Gadis yang rambutnya dicepol itu mulai berhenti tertawa, “sabar-sabar! A'a kalau mendengar cerita itu jangan dari salah satu pihak aja. Coba dengar penjelasan saya dulu.”

“Silakan, kamu jelasin!” Ilham mulai menurunkan volume suaranya lagi.

“Jadi tadi siang Teh Marisa datang ke butik untuk belanja, tapi ia bilang model di butik tempat saya kerja itu pada norak. Kemudian dia menjelekkan desain yang saya buat. Terus bilang kalau saya nggak benar. A'a sudah salah pilih istri. Sebenarnya dia yang ngajak berantem. Kalau A'a nggak percaya bisa tanya Teh Kalina atau Alika. Di butik juga ada CCTV. Kita bisa lihat kejadian tadi siang.”

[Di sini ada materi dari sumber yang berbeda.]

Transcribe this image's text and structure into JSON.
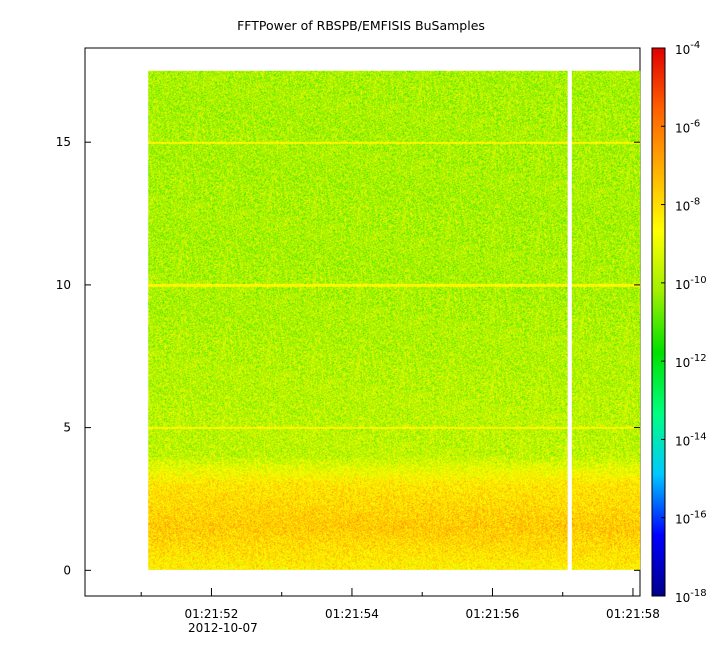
{
  "chart_data": {
    "type": "heatmap",
    "title": "FFTPower of RBSPB/EMFISIS  BuSamples",
    "xlabel": "",
    "ylabel": "",
    "x_date_label": "2012-10-07",
    "x_ticks": [
      {
        "label": "01:21:52",
        "t": 52
      },
      {
        "label": "01:21:54",
        "t": 54
      },
      {
        "label": "01:21:56",
        "t": 56
      },
      {
        "label": "01:21:58",
        "t": 58
      }
    ],
    "x_range": [
      "01:21:50.20",
      "01:21:58.10"
    ],
    "x_range_seconds": [
      50.2,
      58.1
    ],
    "x_minor_ticks_seconds": [
      51,
      53,
      55,
      57
    ],
    "data_x_range_seconds": [
      51.1,
      58.1
    ],
    "data_gaps_seconds": [
      [
        57.07,
        57.13
      ]
    ],
    "y_ticks": [
      {
        "label": "0",
        "v": 0
      },
      {
        "label": "5",
        "v": 5
      },
      {
        "label": "10",
        "v": 10
      },
      {
        "label": "15",
        "v": 15
      }
    ],
    "ylim": [
      -0.9,
      18.3
    ],
    "data_y_range": [
      0,
      17.5
    ],
    "lines_at_y": [
      5,
      10,
      15
    ],
    "colorbar": {
      "scale": "log",
      "range": [
        "1e-18",
        "1e-4"
      ],
      "log_range": [
        -18,
        -4
      ],
      "colors_low_to_high": [
        "#00008b",
        "#0000ff",
        "#00c8ff",
        "#00ff80",
        "#00e000",
        "#a0f000",
        "#ffff00",
        "#ffb000",
        "#ff6000",
        "#e00000"
      ],
      "tick_labels": [
        {
          "base": "10",
          "exp": "-4",
          "log": -4
        },
        {
          "base": "10",
          "exp": "-6",
          "log": -6
        },
        {
          "base": "10",
          "exp": "-8",
          "log": -8
        },
        {
          "base": "10",
          "exp": "-10",
          "log": -10
        },
        {
          "base": "10",
          "exp": "-12",
          "log": -12
        },
        {
          "base": "10",
          "exp": "-14",
          "log": -14
        },
        {
          "base": "10",
          "exp": "-16",
          "log": -16
        },
        {
          "base": "10",
          "exp": "-18",
          "log": -18
        }
      ]
    },
    "power_profile": [
      {
        "y": 0.0,
        "log_power": -8.4
      },
      {
        "y": 1.5,
        "log_power": -7.6
      },
      {
        "y": 3.0,
        "log_power": -8.2
      },
      {
        "y": 3.6,
        "log_power": -9.1
      },
      {
        "y": 4.0,
        "log_power": -9.7
      },
      {
        "y": 10.0,
        "log_power": -10.0
      },
      {
        "y": 17.5,
        "log_power": -10.0
      }
    ],
    "line_log_power": -8.5
  }
}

“Nggak usah, saya percaya sama kamu.” Ilham mengalihkan pandangannya, “kenapa Marisa bisa memutar balikan fakta begini?”

Ilham menatap gadis yang lebih rendah darinya ini, “Dia datang ke saya dengan menangis dan menceritakan omong kosong itu. Maaf saya sempat berbicara dengan nada tinggi ke kamu.”

Fiza tersenyum tipis, “nggak apa, A'. Kalau menurut saya dia itu suka sama A'a. Dia benci dengan pernikahan kita.”

Ilham jadi teringat saat Marisa menyatakan perasaannya. Ia kira gadis itu telah melupakan rasa cintanya dan menganggap Ilham hanya sebagai teman.

“Saya kamu benar.” Ilham mengulurkan satu tangannya ke arah wajah Fiza. Gadis itu mendadak tegang dan gugup. Namun, belum sampai tangan besar itu menyentuh pipi Fiza. Suara dari pintu kamar mereka membuat perhatian dua orang itu teralihkan.

“Umi, jangan geser-geser terus dong. Zahra nggak bisa dengarnya ini,” protes gadis itu dengan suara dikecilkan.

“Umi juga nggak kedengaran ini.”
Pintu pun Ilham tarik ke dalam. Zahra dan Ratna yang asyik menguping itu terkejut.

“Umi sama Zahra lagi apa?” tanya Ilham yang juga terkejut dengan adanya dua orang itu di depan kamar.

“Coba cari di sana, Za! Kayaknya bros Umi jatuhnya di sekitar sini.

“Bentar, Mi. Ini Zahra lagi cari.”

Bukannya menjawab pertanyaan Ilham. Ratna dan Zahra berpura-pura mencari barang. Ulah mereka membuat Fiza tertawa kecil.



•••



Note:

*Tiasa nateh nyarios weh! Gelut weh ngen kadieu! : bisanya ngomong aja! Sini gelut aja kita!